KUM Offshore collects subsea core samples in challenging conditions

When research institution the Geological Survey of Denmark and Greenland (GEUS) needed to survey the ocean floor in the Davis Strait off the coast of Greenland, it partnered with KUM Offshore (KUMO), a leading global provider of advanced subsea equipment, to deliver the expertise and technology to take sediment core samples.

KUMO’s vibrocorer technology (originally developed by German company MED-C, now part of the KUM Group of Companies) uses an electrical motor to generate a vibration force that drives a barrel into sediment. The core barrel has an inner diameter of 10cm, length of 5.7m and vibration of 28Hz, making it ideal for extracting any type of dense and compacted sediments. The equipment is DNV-certified, which provides assurance of its high quality and suitability for use in the marine industry.

Using vibrocorer technology rather than alternative coring methods allowed GEUS to obtain undisturbed cores of lengths of up to almost six metres, which is crucial for investigating the geological properties of sea-floor sediments.

Hitting hard rock

KUMO’s projects typically take place in shallower, nearshore waters; however, during this expedition, the location was remote and the water depth varied between 90m and 200m. This is the first time that the KUMO team has worked in Greenland’s waters and conditions were extreme. As such, the team faced some challenges throughout the expedition. “No two projects are the same, and while we can anticipate what conditions will be like, we can never be certain until we are in situ. There were a few challenges in this project, including the geology, the weather and the sea state,” said Ivan Starostin, director at KUMO Europe. “Thanks to our highly qualifi ed team, we were able to overcome any issues with our quick thinking and ingenuity, and to adapt our practices while out at sea. On a typical expedition, we would expect some mud, sand, gravel and rocks and experience up to 3.5 tons of pull when extracting the core,” explained Ivan, “but the geology of Greenland means there is a glacial sediment called till present, which is like a very wet and dense cement mix. This is the first time that we have worked with till sediments, and we were experiencing eight to nine tons of pull while trying to extract the core. This had an adverse impact on the top plug of the vibrocorer and the catcher, which struggled to resist the pressure, and we needed to rectify this immediately.”

Vibrocorer on the deck in transit in fjord

Overcoming challenges

As a service provider, KUMO has vast experience in not simply supplying equipment, but working closely with its clients to deliver their projects and overcome any challenges. For example, with no heave compensators on the A-frame, the team needed a way to bring the cores up under changing levels of pull force. They were able to achieve this by redesigning the shackles and top plug.

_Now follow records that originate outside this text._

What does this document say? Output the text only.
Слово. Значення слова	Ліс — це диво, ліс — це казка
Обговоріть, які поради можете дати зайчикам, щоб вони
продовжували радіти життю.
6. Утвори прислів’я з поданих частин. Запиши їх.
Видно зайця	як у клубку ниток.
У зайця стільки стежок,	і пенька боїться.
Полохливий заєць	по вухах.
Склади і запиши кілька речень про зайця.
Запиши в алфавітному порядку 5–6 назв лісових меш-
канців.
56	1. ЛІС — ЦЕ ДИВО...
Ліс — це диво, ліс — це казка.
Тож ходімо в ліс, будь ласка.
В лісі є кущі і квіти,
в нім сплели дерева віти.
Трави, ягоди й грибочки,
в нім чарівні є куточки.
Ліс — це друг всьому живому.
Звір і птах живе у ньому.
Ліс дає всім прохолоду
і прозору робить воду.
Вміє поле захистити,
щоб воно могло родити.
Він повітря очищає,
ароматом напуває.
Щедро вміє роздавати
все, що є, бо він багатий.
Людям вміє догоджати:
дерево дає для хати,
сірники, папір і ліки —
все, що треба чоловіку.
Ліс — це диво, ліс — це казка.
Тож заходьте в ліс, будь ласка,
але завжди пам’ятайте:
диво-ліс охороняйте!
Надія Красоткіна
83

“We replaced the existing shackles with heavy-duty 16-ton shackles. However, because these shackles are much larger than the previous ones, there was a risk of them catching on the equipment. We engineered on the fly and welded preventers to avoid any damage and bring the cores up safely and intact,” continued Ivan.

RV Tarajoq

Operating in extreme weather

The weather conditions and resulting sea swell also posed a challenge. The team was operating in forces of up to 7 Beaufort and 3.5m waves, which created issues with tension on the winch. The KUMO team was able to solve this by adapting the extraction procedure to ensure a constant tension on the winch to limit the pull force. They also established a more responsive communication method between the winch and the vibrocorer operators, resulting in less extraction force needed and a reduced risk of equipment damage.

Left - KUMO Coring team and Trajoq deck crew - Right - Logging in new core samples

Successful expedition.

Despite the harsh conditions of the geology and the weather, a total of 79 cores were taken. These cores were cut into 1.4m lengths and placed in a container for further analysis on dry land. GEUS was impressed with the way in which the KUMO team worked to resolve challenges.

“We are incredibly pleased with the outcome of the project and how our team overcame the challenges, working efficiently to obtain a high volume of samples in just four weeks,” concluded Ivan. “Thanks to the clever thinking and robust vibrocorer equipment, this has been a successful expedition.” KUMO’s vibrocorer was originally developed by MED-C in Rostock, Germany, and has been successfully used in projects worldwide since 1989. The equipment has been continuously developed and improved upon, and with MED-C becoming part of KUM Group of Companies in 2022, the vibrocoring service has reached new heights.